5. Game Transfer Phenomena
VentureBeat spoke to psychologist Angelica Ortiz de Gortari of Nottingham Trent University who thinks the mainstream use of VR headsets will bring an increase in the occurrence of Game Transfer Phenomena. GTP, which is largely restricted to the gaming community, includes symptoms like “seeing objects turn into clusters of pixels, hearing sounds from games when you’re falling asleep, or even swerving to avoid Battlefield-style ‘land mines’ on the highway.” Ortiz de Gortari explains the use of virtual reality will likely cause our brains to confuse virtual and physical events. “As virtual environments facilitate richer perceptual, spatial, and emotional experiences it will be easier for us to find ourselves in situations where suddenly we make mishaps confusing virtual events from the ones in the physical world.”

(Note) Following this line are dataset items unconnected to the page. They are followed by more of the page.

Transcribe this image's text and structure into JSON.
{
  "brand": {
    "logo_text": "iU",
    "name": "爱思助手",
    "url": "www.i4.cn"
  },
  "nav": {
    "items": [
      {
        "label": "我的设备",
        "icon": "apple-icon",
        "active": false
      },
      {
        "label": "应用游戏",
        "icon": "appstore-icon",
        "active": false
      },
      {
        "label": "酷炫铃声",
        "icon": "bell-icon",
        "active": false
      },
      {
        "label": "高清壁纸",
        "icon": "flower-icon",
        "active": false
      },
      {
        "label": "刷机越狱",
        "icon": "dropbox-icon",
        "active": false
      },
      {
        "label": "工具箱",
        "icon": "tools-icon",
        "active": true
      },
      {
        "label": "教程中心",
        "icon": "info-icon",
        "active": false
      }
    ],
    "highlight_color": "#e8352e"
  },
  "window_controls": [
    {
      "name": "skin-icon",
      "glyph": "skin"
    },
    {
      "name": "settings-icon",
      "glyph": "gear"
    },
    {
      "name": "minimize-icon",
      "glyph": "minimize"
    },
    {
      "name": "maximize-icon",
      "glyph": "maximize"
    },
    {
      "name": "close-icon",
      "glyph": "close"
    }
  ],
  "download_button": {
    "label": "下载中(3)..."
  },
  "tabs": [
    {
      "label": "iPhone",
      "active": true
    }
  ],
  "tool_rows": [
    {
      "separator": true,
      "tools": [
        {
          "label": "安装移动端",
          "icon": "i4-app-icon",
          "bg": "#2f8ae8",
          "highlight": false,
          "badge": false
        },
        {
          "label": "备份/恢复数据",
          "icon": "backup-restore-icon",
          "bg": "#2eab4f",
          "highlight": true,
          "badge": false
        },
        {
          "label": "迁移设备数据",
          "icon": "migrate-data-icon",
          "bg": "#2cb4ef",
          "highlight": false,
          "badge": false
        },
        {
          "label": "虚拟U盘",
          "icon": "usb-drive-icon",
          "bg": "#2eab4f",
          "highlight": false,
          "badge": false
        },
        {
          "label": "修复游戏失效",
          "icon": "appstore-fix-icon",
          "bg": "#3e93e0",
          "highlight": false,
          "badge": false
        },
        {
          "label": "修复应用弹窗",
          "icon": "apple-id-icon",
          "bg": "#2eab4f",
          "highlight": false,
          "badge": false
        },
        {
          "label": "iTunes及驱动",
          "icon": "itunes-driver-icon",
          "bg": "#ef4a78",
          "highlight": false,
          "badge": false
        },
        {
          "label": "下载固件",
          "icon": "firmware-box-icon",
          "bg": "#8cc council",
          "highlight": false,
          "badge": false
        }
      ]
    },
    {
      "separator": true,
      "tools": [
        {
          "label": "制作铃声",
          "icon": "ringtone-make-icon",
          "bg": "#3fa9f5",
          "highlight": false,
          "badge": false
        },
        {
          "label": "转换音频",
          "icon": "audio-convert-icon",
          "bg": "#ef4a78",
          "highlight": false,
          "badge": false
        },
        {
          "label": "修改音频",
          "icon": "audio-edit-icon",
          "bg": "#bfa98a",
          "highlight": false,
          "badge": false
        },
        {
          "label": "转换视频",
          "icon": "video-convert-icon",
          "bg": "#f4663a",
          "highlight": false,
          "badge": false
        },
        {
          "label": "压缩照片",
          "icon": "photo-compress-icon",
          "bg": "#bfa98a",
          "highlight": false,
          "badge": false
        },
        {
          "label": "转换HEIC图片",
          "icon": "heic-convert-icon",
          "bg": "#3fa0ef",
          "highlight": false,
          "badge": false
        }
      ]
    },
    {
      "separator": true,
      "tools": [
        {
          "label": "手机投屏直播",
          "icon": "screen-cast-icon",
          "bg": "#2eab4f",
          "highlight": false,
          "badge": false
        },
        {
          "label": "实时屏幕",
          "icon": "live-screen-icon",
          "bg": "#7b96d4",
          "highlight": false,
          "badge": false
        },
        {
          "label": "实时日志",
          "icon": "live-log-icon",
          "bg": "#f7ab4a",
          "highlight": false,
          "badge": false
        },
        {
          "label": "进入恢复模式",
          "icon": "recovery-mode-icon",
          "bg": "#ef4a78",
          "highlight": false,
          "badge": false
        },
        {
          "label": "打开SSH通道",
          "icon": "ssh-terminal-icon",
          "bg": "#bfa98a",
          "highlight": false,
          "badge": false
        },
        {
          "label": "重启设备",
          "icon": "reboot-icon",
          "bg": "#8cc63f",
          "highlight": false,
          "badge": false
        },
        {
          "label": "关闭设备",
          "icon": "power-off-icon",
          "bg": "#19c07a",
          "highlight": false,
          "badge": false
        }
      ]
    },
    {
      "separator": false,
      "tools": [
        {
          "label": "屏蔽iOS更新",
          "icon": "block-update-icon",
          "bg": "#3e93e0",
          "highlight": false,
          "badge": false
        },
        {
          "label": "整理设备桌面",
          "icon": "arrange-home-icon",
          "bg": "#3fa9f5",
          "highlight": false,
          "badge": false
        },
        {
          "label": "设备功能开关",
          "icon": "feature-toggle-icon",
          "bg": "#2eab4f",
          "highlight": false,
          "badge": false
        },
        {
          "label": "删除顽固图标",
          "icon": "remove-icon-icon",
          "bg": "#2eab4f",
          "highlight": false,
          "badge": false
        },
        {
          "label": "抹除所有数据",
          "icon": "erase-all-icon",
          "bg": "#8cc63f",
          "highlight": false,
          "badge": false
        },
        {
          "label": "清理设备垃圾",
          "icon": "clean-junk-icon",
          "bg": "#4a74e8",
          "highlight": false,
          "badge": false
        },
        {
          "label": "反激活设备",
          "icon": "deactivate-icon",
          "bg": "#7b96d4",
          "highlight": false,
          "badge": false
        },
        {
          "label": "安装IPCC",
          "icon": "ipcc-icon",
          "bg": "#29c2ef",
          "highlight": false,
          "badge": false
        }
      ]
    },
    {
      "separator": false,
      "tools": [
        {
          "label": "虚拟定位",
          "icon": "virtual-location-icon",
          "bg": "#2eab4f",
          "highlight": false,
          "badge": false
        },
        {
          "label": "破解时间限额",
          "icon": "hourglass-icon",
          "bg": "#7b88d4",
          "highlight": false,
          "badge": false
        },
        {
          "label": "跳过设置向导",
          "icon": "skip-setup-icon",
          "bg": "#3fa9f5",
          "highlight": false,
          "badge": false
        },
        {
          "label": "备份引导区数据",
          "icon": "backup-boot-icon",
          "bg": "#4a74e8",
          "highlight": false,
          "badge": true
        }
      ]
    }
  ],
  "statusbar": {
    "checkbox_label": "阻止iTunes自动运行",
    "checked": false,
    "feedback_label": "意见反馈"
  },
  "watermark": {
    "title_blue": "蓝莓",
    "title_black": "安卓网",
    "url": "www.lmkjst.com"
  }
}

6. Virtual reality addiction
VentureBeat’s Dan Crawley reports another potential worry related to virtual reality is “living with a virtual headset on will be preferable to taking it off, at least for some people.” That could be a tempting option for people who are already dealing with mental health problems. But Crawley notes “anyone could potentially find the temptations of VR hard to resist.” It’s not unheard of for gamers to become so immersed in a game that they continue playing to the detriment of their self-care or the care of others. Andrew Doan, head of addictions and resilience research for the U.S. Navy, tells the publication, “Because virtual reality is more arousing to the brain and neuroendocrine system, we may see more problems with addiction and abuse as devices become accessible to more people.”

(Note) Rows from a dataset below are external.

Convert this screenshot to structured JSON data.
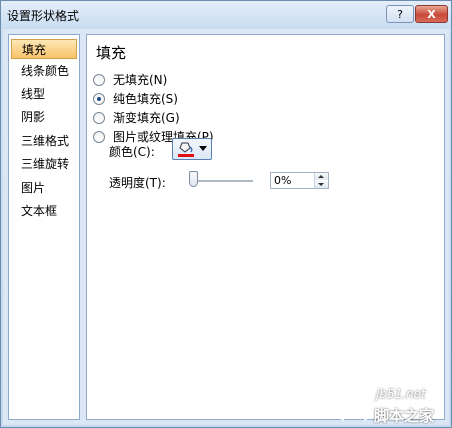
{
  "window": {
    "title": "设置形状格式",
    "help_label": "?",
    "close_label": "X"
  },
  "sidebar": {
    "items": [
      {
        "label": "填充",
        "selected": true
      },
      {
        "label": "线条颜色",
        "selected": false
      },
      {
        "label": "线型",
        "selected": false
      },
      {
        "label": "阴影",
        "selected": false
      },
      {
        "label": "三维格式",
        "selected": false
      },
      {
        "label": "三维旋转",
        "selected": false
      },
      {
        "label": "图片",
        "selected": false
      },
      {
        "label": "文本框",
        "selected": false
      }
    ]
  },
  "fill": {
    "title": "填充",
    "options": [
      {
        "label": "无填充(N)",
        "checked": false
      },
      {
        "label": "纯色填充(S)",
        "checked": true
      },
      {
        "label": "渐变填充(G)",
        "checked": false
      },
      {
        "label": "图片或纹理填充(P)",
        "checked": false
      }
    ],
    "color_label": "颜色(C):",
    "color_value": "#e01010",
    "transparency_label": "透明度(T):",
    "transparency_value": "0%",
    "transparency_fraction": 0
  },
  "watermark": {
    "site": "jb51.net",
    "name": "脚本之家"
  }
}
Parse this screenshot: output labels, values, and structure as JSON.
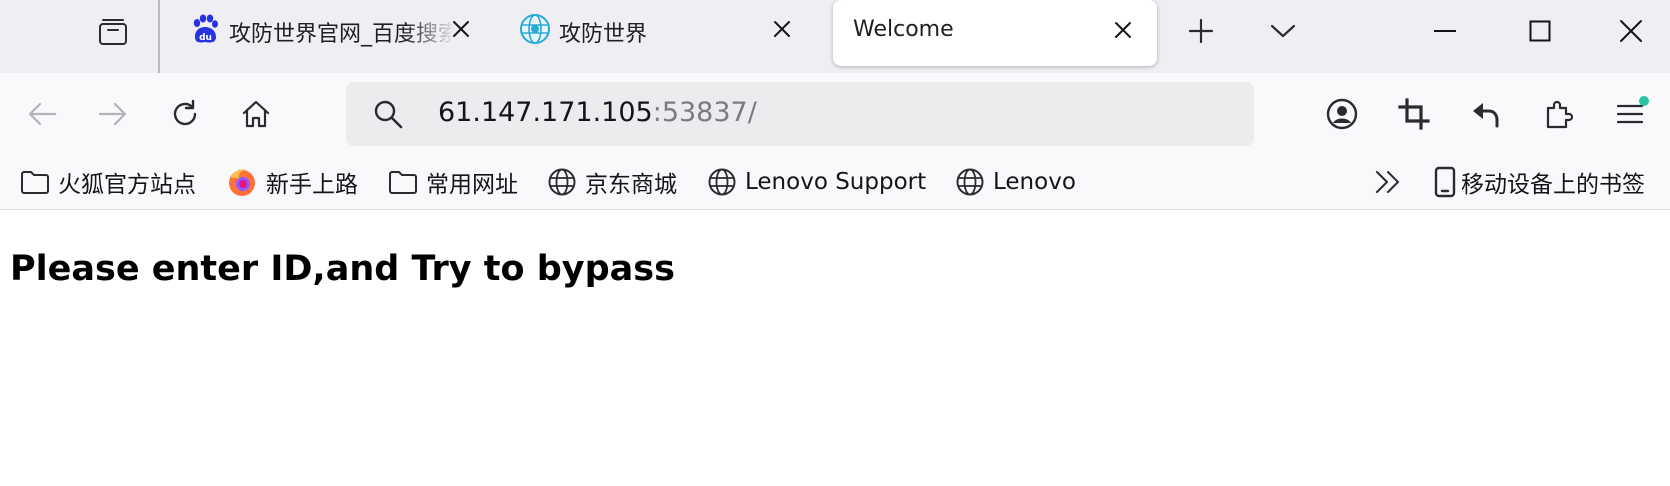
{
  "tabs": [
    {
      "title": "攻防世界官网_百度搜索",
      "favicon": "baidu-paw-icon"
    },
    {
      "title": "攻防世界",
      "favicon": "xctf-globe-icon"
    },
    {
      "title": "Welcome",
      "favicon": ""
    }
  ],
  "toolbar": {
    "url_host": "61.147.171.105",
    "url_port": ":53837/",
    "icons": [
      "back-arrow-icon",
      "forward-arrow-icon",
      "reload-icon",
      "home-icon",
      "search-icon",
      "account-icon",
      "crop-icon",
      "undo-icon",
      "extensions-icon",
      "menu-icon"
    ]
  },
  "bookmarks": [
    {
      "label": "火狐官方站点",
      "icon": "folder-icon"
    },
    {
      "label": "新手上路",
      "icon": "firefox-icon"
    },
    {
      "label": "常用网址",
      "icon": "folder-icon"
    },
    {
      "label": "京东商城",
      "icon": "globe-icon"
    },
    {
      "label": "Lenovo Support",
      "icon": "globe-icon"
    },
    {
      "label": "Lenovo",
      "icon": "globe-icon"
    }
  ],
  "mobile_bookmarks": {
    "label": "移动设备上的书签",
    "icon": "mobile-icon"
  },
  "page": {
    "heading": "Please enter ID,and Try to bypass"
  },
  "colors": {
    "tabstrip_bg": "#efeff3",
    "toolbar_bg": "#f9f9fb",
    "urlbar_bg": "#ececef",
    "notify_dot": "#2ac3a2"
  }
}
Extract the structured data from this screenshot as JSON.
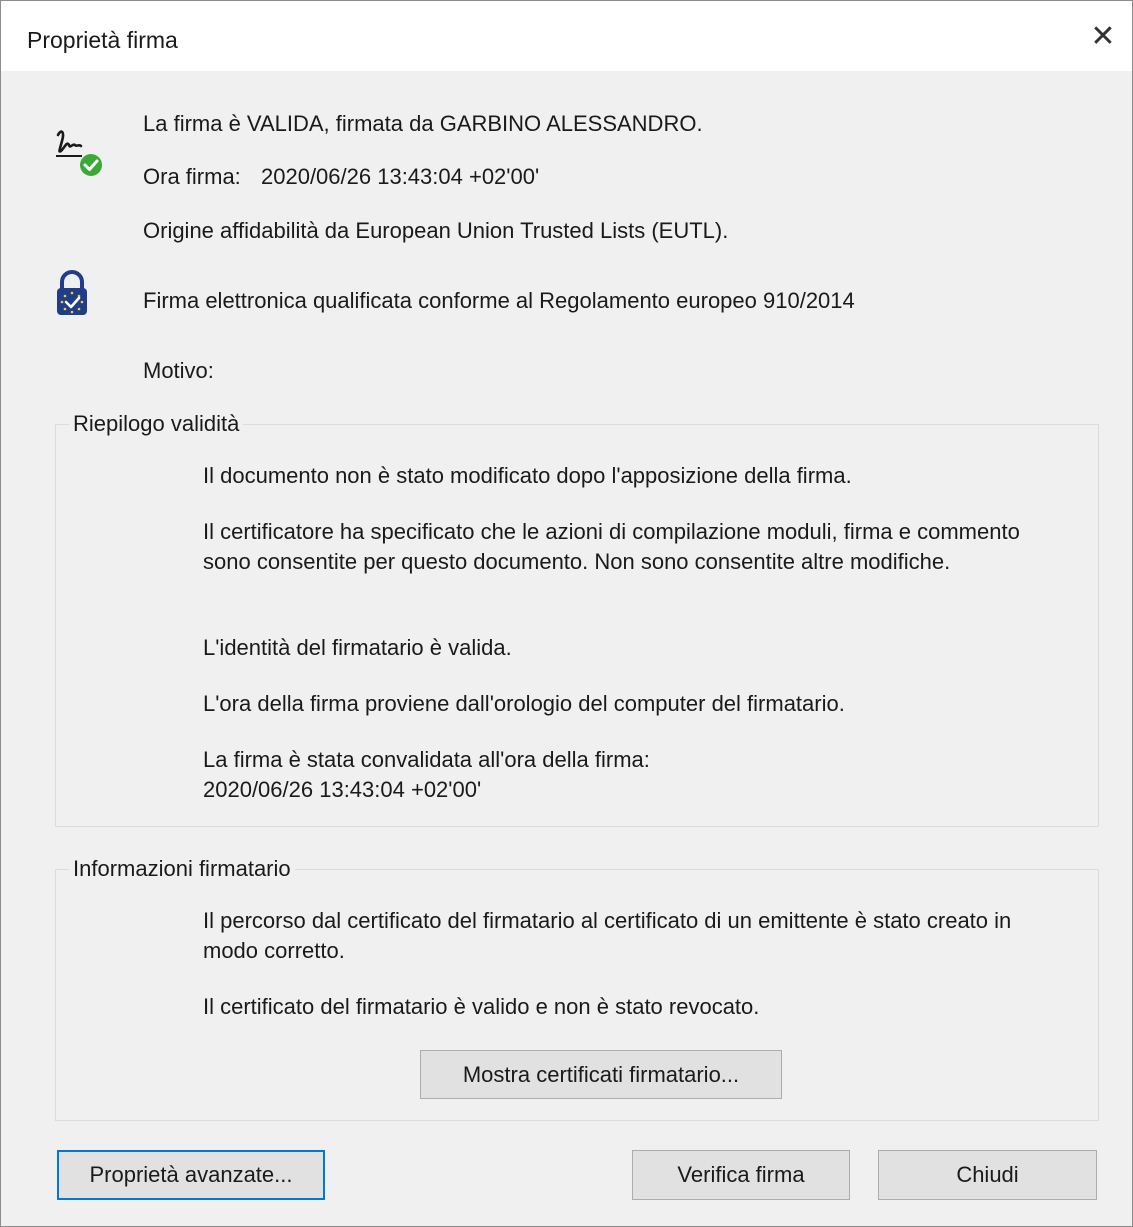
{
  "window": {
    "title": "Proprietà firma",
    "close_glyph": "✕"
  },
  "header": {
    "signature_status": "La firma è VALIDA, firmata da GARBINO ALESSANDRO.",
    "signing_time_label": "Ora firma:",
    "signing_time_value": "2020/06/26 13:43:04 +02'00'",
    "trust_source": "Origine affidabilità da European Union Trusted Lists (EUTL).",
    "qualified_signature": "Firma elettronica qualificata conforme al Regolamento europeo 910/2014",
    "reason_label": "Motivo:",
    "signature_icon": "signature-valid-icon",
    "eu_lock_icon": "eu-trust-lock-icon"
  },
  "validity_summary": {
    "label": "Riepilogo validità",
    "items": [
      "Il documento non è stato modificato dopo l'apposizione della firma.",
      "Il certificatore ha specificato che le azioni di compilazione moduli, firma e commento sono consentite per questo documento. Non sono consentite altre modifiche.",
      "L'identità del firmatario è valida.",
      "L'ora della firma proviene dall'orologio del computer del firmatario.",
      "La firma è stata convalidata all'ora della firma:"
    ],
    "validated_time": "2020/06/26 13:43:04 +02'00'"
  },
  "signer_info": {
    "label": "Informazioni firmatario",
    "items": [
      "Il percorso dal certificato del firmatario al certificato di un emittente è stato creato in modo corretto.",
      "Il certificato del firmatario è valido e non è stato revocato."
    ],
    "show_certificates_button": "Mostra certificati firmatario..."
  },
  "footer": {
    "advanced_button": "Proprietà avanzate...",
    "verify_button": "Verifica firma",
    "close_button": "Chiudi"
  },
  "colors": {
    "check_green": "#3aa935",
    "lock_blue": "#1f3d8a",
    "focus_blue": "#0078d7"
  }
}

7. Unknown effects of long-term use
Sarah Sharples of the University of Nottingham and the Chartered Institute of Economics and Human Factors, another expert The Guardian spoke to, says more research is needed into the long-term side effects of virtual reality use. She reports, “We haven’t really yet got to the stage where people have been using virtual reality for prolonged periods of time — over, for example, periods of weeks or months — to identify with any clear certainty any long-term effects of virtual reality.” However, she notes researchers should be cautious about equating known “effects” with “problems” in the absence of evidence. “The key point is : There are effects, but are they detrimental?”